Perhaps most important as the president’s team struggles to put his campaign back on track is a renewed effort to win the three remaining debates, starting with Thursday’s face-off between Vice President Joseph R. Biden Jr. and Representative Paul D. Ryan. Mr. Biden began traveling to a Delaware hotel on Sunday for three days of debate camp.
On stage, Mr. Obama seemed thrown off as Mr. Romney emphasized elements of his agenda that seemed more moderate and was surprised that the moderator, Jim Lehrer of PBS, did not pose more pointed questions. The president’s team had decided in advance not to raise Mr. Romney’s tenure at Bain Capital, aides said, but Mr. Obama held back on other attack lines they had intended to use. The base wanted him “to gut Romney,” one adviser said, but swing voters hate that and he was seeking a balance. Few thought he found it.

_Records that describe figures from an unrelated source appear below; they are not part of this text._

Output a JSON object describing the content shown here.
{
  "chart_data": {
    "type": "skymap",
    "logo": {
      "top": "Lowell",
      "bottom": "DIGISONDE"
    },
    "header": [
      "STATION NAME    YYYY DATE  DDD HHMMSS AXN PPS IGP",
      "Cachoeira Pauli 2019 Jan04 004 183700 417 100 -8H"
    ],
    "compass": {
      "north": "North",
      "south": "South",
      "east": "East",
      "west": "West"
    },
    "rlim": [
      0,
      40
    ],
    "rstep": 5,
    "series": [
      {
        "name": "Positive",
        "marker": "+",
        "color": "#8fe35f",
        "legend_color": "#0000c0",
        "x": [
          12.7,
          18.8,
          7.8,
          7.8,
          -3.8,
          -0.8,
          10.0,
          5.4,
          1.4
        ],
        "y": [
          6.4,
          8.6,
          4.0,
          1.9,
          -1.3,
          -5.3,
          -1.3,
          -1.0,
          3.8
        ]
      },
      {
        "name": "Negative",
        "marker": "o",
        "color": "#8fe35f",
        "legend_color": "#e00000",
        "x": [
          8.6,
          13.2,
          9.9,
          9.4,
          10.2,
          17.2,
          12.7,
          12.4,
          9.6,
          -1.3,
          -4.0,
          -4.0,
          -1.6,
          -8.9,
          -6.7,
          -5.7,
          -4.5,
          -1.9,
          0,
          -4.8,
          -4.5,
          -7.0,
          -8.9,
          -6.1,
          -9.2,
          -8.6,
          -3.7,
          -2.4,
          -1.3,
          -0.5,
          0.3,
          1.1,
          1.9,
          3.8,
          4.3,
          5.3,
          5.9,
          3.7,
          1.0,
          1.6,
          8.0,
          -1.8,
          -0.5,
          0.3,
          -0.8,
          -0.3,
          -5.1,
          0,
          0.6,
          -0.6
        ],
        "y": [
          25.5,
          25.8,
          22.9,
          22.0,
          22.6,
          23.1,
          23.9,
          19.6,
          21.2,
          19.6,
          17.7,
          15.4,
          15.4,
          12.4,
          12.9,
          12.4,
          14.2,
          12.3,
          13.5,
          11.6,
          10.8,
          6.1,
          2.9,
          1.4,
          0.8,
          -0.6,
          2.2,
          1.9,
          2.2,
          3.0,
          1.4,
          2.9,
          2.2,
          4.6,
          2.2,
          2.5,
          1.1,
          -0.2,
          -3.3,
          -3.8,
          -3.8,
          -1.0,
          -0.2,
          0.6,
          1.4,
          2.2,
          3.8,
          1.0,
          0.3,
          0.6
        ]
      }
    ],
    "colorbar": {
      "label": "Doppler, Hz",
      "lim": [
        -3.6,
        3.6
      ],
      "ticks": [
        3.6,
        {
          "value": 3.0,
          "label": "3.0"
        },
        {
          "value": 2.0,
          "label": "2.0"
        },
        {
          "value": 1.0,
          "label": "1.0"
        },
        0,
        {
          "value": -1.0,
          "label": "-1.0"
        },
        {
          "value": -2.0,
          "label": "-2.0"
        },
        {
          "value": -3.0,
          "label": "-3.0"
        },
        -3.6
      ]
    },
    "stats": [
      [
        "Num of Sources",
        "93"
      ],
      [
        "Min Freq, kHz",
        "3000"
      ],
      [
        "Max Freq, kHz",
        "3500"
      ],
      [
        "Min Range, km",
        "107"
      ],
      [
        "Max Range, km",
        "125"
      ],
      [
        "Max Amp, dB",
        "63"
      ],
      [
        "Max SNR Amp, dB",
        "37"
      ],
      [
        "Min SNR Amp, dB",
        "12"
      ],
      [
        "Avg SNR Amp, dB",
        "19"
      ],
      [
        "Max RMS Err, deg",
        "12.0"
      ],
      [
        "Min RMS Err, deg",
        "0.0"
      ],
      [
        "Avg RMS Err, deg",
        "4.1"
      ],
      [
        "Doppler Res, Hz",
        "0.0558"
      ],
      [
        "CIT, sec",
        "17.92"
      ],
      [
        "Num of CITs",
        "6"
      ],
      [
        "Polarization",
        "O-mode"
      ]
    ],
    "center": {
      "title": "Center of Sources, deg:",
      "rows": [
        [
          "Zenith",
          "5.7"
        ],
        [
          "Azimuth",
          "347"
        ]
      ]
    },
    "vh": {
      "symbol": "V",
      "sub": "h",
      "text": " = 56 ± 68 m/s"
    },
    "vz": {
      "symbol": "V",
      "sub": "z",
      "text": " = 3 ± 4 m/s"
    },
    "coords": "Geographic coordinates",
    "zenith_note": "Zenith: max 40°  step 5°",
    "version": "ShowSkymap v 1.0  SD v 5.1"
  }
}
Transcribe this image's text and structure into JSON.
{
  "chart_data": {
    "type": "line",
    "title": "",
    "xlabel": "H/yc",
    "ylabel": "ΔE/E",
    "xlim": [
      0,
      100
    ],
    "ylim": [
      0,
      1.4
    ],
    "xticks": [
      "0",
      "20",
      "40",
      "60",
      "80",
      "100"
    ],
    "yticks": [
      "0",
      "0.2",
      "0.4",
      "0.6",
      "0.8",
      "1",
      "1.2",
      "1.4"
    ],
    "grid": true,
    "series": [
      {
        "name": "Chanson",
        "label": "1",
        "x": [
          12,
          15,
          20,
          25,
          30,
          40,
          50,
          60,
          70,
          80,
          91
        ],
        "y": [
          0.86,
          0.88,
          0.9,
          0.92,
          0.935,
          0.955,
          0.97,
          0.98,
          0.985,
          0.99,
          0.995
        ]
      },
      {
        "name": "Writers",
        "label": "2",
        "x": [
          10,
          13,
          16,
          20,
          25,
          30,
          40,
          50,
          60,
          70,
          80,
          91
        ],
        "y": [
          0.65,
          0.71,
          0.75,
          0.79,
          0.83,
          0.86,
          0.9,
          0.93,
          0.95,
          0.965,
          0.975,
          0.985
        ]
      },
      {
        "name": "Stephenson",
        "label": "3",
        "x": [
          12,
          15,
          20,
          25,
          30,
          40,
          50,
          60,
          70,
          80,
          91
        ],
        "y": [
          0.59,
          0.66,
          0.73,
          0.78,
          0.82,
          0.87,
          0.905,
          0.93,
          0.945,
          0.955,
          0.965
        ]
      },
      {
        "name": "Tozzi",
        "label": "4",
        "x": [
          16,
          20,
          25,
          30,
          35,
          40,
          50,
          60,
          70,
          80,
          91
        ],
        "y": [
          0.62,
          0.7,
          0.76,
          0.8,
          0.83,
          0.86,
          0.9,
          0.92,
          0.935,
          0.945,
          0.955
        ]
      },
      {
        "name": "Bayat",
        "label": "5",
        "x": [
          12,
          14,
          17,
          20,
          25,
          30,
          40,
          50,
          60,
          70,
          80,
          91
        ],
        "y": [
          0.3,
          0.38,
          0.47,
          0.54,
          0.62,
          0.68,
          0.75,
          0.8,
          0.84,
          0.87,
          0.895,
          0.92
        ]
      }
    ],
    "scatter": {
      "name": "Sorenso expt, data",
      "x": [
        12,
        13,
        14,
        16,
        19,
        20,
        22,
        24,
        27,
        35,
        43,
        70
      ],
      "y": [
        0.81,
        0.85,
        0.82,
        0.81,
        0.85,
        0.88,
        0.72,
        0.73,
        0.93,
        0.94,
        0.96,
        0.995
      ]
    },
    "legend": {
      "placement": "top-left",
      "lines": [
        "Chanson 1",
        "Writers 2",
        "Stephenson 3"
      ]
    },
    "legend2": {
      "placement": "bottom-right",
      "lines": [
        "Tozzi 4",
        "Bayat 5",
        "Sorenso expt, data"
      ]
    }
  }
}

Mr. Obama’s advisers were so off balance that they did not show up in the media filing center for the traditional post-debate spin until long after the Republicans. But they were relieved that at least there was no single memorable moment to be used against Mr. Obama in an ad. And they took some solace from focus groups showing that he broke even with Mr. Romney on substance even if he lost over all.